Abstract
The UK National Collaborating Centre for Mental Health and NHS England published a new national "Community Mental Health Framework" in September 2019 outlining a coproduced vision for a place-based community mental health, and how community services should modernise to offer whole-person, whole-population health approaches, aligned with primary care services and neighbourhoods.
West London NHS Trust successfully bid to be a pilot site for the development of these services and, despite the parallel challenges of the Covid-19 pandemic, progressed with major reconfiguration of our local mental health services, and receiving substantial additional investment.
We radically redesigned our:
- Single point of access
- 3 small primary care mental health teams
- 3 assessment services
- 5 secondary care specialist 'recovery' teams
into nine place-based Integrated Network Teams supporting a range of patients with common and complex mental health needs.
The plans were coproduced with staff, local partners and informed by patients and carers, and implemented at scale.

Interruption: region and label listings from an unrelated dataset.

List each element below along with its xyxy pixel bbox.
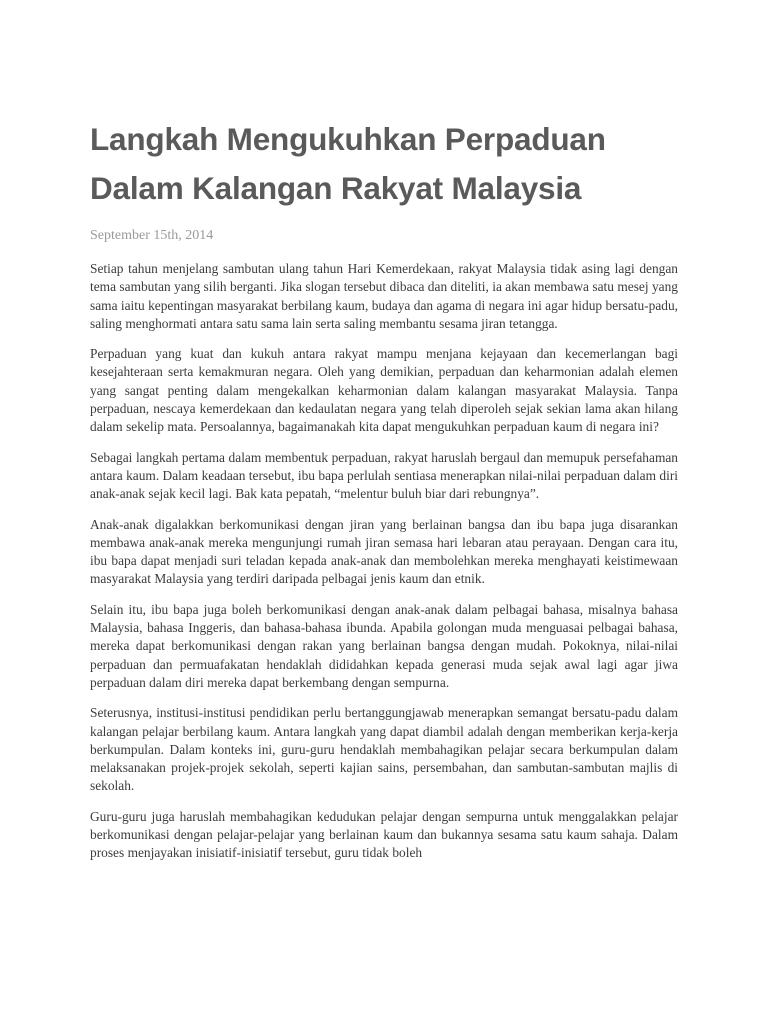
publish-date: September 15th, 2014 [90,228,214,243]
article-title [90,115,678,213]
paragraph-2: Perpaduan yang kuat dan kukuh antara rakyat mampu menjana kejayaan dan kecemerlangan bagi kesejahteraan serta kemakmuran negara. Oleh yang demikian, perpaduan dan keharmonian adalah elemen yang sangat penting dalam mengekalkan keharmonian dalam kalangan masyarakat Malaysia. Tanpa perpaduan, nescaya kemerdekaan dan kedaulatan negara yang telah diperoleh sejak sekian lama akan hilang dalam sekelip mata. Persoalannya, bagaimanakah kita dapat mengukuhkan perpaduan kaum di negara ini? [90,346,678,435]
paragraph-7: Guru-guru juga haruslah membahagikan kedudukan pelajar dengan sempurna untuk menggalakkan pelajar berkomunikasi dengan pelajar-pelajar yang berlainan kaum dan bukannya sesama satu kaum sahaja. Dalam proses menjayakan inisiatif-inisiatif tersebut, guru tidak boleh [90,808,678,861]
paragraph-1: Setiap tahun menjelang sambutan ulang tahun Hari Kemerdekaan, rakyat Malaysia tidak asing lagi dengan tema sambutan yang silih berganti. Jika slogan tersebut dibaca dan diteliti, ia akan membawa satu mesej yang sama iaitu kepentingan masyarakat berbilang kaum, budaya dan agama di negara ini agar hidup bersatu-padu, saling menghormati antara satu sama lain serta saling membantu sesama jiran tetangga. [90,261,678,331]
article [90,115,678,875]
article-title-line-1: Langkah Mengukuhkan Perpaduan [90,121,606,157]
paragraph-3: Sebagai langkah pertama dalam membentuk perpaduan, rakyat haruslah bergaul dan memupuk persefahaman antara kaum. Dalam keadaan tersebut, ibu bapa perlulah sentiasa menerapkan nilai-nilai perpaduan dalam diri anak-anak sejak kecil lagi. Bak kata pepatah, “melentur buluh biar dari rebungnya”. [90,449,678,502]
paragraph-4: Anak-anak digalakkan berkomunikasi dengan jiran yang berlainan bangsa dan ibu bapa juga disarankan membawa anak-anak mereka mengunjungi rumah jiran semasa hari lebaran atau perayaan. Dengan cara itu, ibu bapa dapat menjadi suri teladan kepada anak-anak dan membolehkan mereka menghayati keistimewaan masyarakat Malaysia yang terdiri daripada pelbagai jenis kaum dan etnik. [90,516,678,587]
paragraph-6: Seterusnya, institusi-institusi pendidikan perlu bertanggungjawab menerapkan semangat bersatu-padu dalam kalangan pelajar berbilang kaum. Antara langkah yang dapat diambil adalah dengan memberikan kerja-kerja berkumpulan. Dalam konteks ini, guru-guru hendaklah membahagikan pelajar secara berkumpulan dalam melaksanakan projek-projek sekolah, seperti kajian sains, persembahan, dan sambutan-sambutan majlis di sekolah. [90,705,678,794]
paragraph-5: Selain itu, ibu bapa juga boleh berkomunikasi dengan anak-anak dalam pelbagai bahasa, misalnya bahasa Malaysia, bahasa Inggeris, dan bahasa-bahasa ibunda. Apabila golongan muda menguasai pelbagai bahasa, mereka dapat berkomunikasi dengan rakan yang berlainan bangsa dengan mudah. Pokoknya, nilai-nilai perpaduan dan permuafakatan hendaklah dididahkan kepada generasi muda sejak awal lagi agar jiwa perpaduan dalam diri mereka dapat berkembang dengan sempurna. [90,601,678,690]
article-title-line-2: Dalam Kalangan Rakyat Malaysia [90,170,582,206]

New investment and team structures were designed using population health approaches to address predicted need for the services rather than historical patterns of referral demand - with an acknowledgement that areas of high deprivation and certain populations may require alternative approaches to delivery. We developed new team structures and created new roles including rapidly expanding the role for Peer Support Workers (with lived-experience of mental illness), alongside contracted partnerships with community organisations, the relaunch of our Wellbeing and Recovery College and the relocation of two teams into local Premier League and Championships League football clubs.
We describe our transformation experiences, including:
- the challenges of changing culture and operating models whilst continuing to provide care for a caseload of 12,000 local people
- clinical risks identified during the transition, and actions to ensure patients were not lost-to-follow-up and that caseload segmentation was introduced to support assertive approaches to clinical care delivery for the patients with most complex needs and highest risk
- workforce challenges and efforts to attract and retain clinical staff to reduce vacancy rates in expanding teams
- the benefits and challenges of migrating clinical activity from a secondary care to a shared primary-care clinical record system
- actions to gain clear visibility of performance data
- unforeseen challenges related to the Covid-19 pandemic and a backlog of need, and heightened awareness of mental health
At November 2023, the services collectively increased in productivity from a mean of 1200 recorded clinical contacts per week to >2000; clinical caseloads stabilised, and routine referrals were seen in a median of 33 days against a target of 28 days.
Adverse incidents were routinely monitored, including patient suicides and homicides, as well as complaints.
Work with voluntary sector organisations in just one borough supported over 800 recipients of targeted wellbeing support, of whom 75%+ were from non-white ethnic backgrounds - these approaches went beyond the biomedical and psychological models to include community massage, movement and dance, and photojournalism.
We share our learning others seeking to innovate in the integrated mental health space.